Per la potenza dei messaggi trasmessi attraverso le sue opere, George Orwell ha sempre dimostrato di essere una persona lungimirante, in un modo però particolarmente drammatico. Opere come “1984” o “La fattoria degli animali” descrivono una società che lui rinconduceva al suo tempo, portata all’estremo e immaginando un futuro distopico, impattando con una realtà ancora non in grado di comprenderlo.
Solo noi possiamo sapere quanto Orwell ci abbia preso, perché quanto da lui descritto è come lo specchio su carta di tanti elementi che noi ritroviamo attorno al nostro quotidiano giorno dopo giorno.
Si grida sempre al desiderio della libertà d’espressione, messa a tacere più volte anche con atti di pubblica violenza, che hanno devastato gli animi di tutti instillando il terrore generale. Ma quante volte, oltre a ciò, i grandi mezzi di comunicazione come televisione e giornali hanno veicolato informazioni senza oggettività e magari non complete e frammentate? Sempre più spesso si dice che i potenti non dicono alle popolazioni tutto ciò che sanno, senza cadere nel vortice del complottismo, ma solo valutando dati certi e palesi.
I social media, che dovrebbero permettere a tutti di esprimersi senza timore ma sempre nel rispetto degli altri, stanno diventando sempre più una gabbia in cui il controllo delle informazioni personali è noto e in cui non ci si fa problemi a diffondere calunnie verbali o visive senza pensare alla drammaticità delle conseguenze.
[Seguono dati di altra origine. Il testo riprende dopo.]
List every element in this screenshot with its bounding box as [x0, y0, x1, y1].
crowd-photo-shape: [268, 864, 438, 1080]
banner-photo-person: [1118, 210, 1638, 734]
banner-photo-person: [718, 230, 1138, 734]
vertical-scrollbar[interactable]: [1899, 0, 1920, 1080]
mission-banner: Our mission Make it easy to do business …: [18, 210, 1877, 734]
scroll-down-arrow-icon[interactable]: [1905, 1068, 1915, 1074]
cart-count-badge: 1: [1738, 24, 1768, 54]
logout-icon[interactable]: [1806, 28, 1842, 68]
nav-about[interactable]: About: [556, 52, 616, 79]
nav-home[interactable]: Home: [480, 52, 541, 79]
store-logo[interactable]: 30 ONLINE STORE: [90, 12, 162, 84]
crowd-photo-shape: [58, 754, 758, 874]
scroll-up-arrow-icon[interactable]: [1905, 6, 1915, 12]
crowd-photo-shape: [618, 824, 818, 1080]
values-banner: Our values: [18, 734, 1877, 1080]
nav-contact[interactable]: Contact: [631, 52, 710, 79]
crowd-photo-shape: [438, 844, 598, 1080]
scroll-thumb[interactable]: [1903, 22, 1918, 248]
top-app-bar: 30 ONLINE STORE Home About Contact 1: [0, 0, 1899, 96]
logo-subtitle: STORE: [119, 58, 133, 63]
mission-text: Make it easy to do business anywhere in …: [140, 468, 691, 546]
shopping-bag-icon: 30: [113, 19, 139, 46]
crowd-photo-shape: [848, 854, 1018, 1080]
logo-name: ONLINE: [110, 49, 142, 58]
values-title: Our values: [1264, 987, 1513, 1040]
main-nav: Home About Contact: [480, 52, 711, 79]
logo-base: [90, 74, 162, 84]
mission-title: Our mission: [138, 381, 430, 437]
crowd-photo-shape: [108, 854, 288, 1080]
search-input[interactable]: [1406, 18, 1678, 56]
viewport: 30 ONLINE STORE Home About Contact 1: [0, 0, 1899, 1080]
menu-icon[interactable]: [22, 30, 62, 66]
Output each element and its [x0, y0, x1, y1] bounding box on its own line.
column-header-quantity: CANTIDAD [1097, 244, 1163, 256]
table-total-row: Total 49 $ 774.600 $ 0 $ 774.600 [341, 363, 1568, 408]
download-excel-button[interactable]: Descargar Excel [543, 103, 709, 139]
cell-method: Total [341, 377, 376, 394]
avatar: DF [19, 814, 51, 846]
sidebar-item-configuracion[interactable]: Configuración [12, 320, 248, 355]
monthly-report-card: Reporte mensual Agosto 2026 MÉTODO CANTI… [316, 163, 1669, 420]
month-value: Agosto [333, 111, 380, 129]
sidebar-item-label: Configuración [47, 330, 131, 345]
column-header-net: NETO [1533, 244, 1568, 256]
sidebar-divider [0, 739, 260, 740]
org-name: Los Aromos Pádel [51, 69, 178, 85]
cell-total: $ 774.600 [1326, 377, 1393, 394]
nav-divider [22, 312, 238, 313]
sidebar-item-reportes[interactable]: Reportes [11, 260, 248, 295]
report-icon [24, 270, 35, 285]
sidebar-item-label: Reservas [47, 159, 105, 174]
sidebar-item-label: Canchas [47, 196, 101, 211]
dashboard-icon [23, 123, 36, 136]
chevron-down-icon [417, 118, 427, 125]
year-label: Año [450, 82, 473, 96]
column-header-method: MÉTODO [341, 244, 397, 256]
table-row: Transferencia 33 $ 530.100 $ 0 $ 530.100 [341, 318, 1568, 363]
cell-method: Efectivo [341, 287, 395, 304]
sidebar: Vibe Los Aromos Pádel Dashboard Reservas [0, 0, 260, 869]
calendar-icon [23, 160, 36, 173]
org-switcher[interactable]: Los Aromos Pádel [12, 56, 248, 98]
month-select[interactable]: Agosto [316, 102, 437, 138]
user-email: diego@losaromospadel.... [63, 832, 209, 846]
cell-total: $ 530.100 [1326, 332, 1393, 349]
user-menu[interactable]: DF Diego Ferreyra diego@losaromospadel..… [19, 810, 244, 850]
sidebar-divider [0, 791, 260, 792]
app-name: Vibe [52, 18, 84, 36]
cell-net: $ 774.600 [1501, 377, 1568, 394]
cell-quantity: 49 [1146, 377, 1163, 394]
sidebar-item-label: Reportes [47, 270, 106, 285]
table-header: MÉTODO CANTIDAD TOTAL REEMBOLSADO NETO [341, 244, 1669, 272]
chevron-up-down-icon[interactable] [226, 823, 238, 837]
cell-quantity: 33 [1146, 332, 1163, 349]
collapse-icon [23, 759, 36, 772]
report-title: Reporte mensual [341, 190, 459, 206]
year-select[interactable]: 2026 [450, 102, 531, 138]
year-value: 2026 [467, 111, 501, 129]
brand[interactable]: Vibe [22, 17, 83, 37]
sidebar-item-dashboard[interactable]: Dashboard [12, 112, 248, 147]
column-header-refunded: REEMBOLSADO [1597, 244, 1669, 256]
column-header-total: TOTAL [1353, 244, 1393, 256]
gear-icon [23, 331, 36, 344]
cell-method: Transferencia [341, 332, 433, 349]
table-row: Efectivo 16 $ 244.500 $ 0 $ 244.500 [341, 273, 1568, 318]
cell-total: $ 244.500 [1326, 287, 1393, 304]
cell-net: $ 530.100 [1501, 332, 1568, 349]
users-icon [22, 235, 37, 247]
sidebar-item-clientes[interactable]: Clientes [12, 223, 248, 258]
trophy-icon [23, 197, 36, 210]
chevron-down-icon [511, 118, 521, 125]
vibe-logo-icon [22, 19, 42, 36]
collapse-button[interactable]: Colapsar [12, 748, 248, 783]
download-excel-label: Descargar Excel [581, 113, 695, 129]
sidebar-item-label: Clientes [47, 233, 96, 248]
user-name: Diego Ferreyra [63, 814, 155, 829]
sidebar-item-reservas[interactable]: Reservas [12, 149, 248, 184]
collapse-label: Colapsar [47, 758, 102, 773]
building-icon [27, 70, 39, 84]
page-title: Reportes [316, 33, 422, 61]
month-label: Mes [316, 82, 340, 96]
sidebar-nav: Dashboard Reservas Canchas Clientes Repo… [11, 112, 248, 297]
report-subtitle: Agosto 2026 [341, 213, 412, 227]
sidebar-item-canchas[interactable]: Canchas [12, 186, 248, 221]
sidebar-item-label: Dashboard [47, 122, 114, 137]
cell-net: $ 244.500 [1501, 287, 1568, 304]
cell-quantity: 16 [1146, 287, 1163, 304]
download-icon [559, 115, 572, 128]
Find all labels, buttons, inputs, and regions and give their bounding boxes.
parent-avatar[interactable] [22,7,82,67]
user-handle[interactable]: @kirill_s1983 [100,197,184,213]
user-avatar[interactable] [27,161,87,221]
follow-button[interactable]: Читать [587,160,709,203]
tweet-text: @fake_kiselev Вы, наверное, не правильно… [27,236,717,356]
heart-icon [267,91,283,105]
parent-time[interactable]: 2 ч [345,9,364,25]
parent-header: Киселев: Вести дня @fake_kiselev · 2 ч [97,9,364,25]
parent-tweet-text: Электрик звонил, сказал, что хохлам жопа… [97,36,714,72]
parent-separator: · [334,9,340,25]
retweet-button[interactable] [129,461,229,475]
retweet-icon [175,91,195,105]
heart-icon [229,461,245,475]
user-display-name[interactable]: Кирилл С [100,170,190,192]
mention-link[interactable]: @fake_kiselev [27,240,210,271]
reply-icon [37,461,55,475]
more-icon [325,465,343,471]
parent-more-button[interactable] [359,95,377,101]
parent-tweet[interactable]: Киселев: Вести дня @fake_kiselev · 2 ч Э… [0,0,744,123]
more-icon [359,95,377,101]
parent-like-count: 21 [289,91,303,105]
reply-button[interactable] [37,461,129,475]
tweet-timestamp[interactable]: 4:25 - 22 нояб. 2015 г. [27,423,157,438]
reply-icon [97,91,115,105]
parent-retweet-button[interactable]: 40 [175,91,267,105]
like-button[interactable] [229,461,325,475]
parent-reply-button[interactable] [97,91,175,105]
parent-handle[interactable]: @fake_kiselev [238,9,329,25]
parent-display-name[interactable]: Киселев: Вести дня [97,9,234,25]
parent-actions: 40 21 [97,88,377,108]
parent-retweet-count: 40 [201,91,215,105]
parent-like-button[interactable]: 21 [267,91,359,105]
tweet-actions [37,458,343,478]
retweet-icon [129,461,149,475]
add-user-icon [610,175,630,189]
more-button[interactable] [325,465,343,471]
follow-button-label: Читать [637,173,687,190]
Veri e propri reati vengono perpetrati tramite il computer e una tastiera, su cui si digita molto spesso senza rifletterci e solo per avere anche un semplice istante di popolarità e attenzione. Sono nati così fenomeni virali, che nel bene e nel male hanno fatto parlare di sé, perché l’importante è sempre questo: che se ne parli, non importa come.
È diventato automatico accedere a Facebook, Twitter, Instagram, non solo per avere informazioni sul mondo, ma per commentare, interagire, sentenziare, in una spirale sempre più malata e discendente. Diventa un’ossessione il numero dei like ricevuti, dei seguaci sul proprio profilo, dei commenti che danno ragione e disintegrano chi ha un’opinione differente.
Il concetto di “privato” si va sempre più ad assottigliare, perché ormai la buona parte dei dati sensibili è di dominio pubblico. Un po’ come quel Grande Fratello che osservava la Terra costantemente, sbirciando dalle finestre, nelle vie, ogni volto ai comizi popolari. Ora, quello stesso Grande Fratello è diventato la parodia di sé stesso, trasformato in uno show televisivo che intrattiene ancora troppe persone, che preferiscono farsi gli affari degli altri… probabilmente per non pensare ai propri.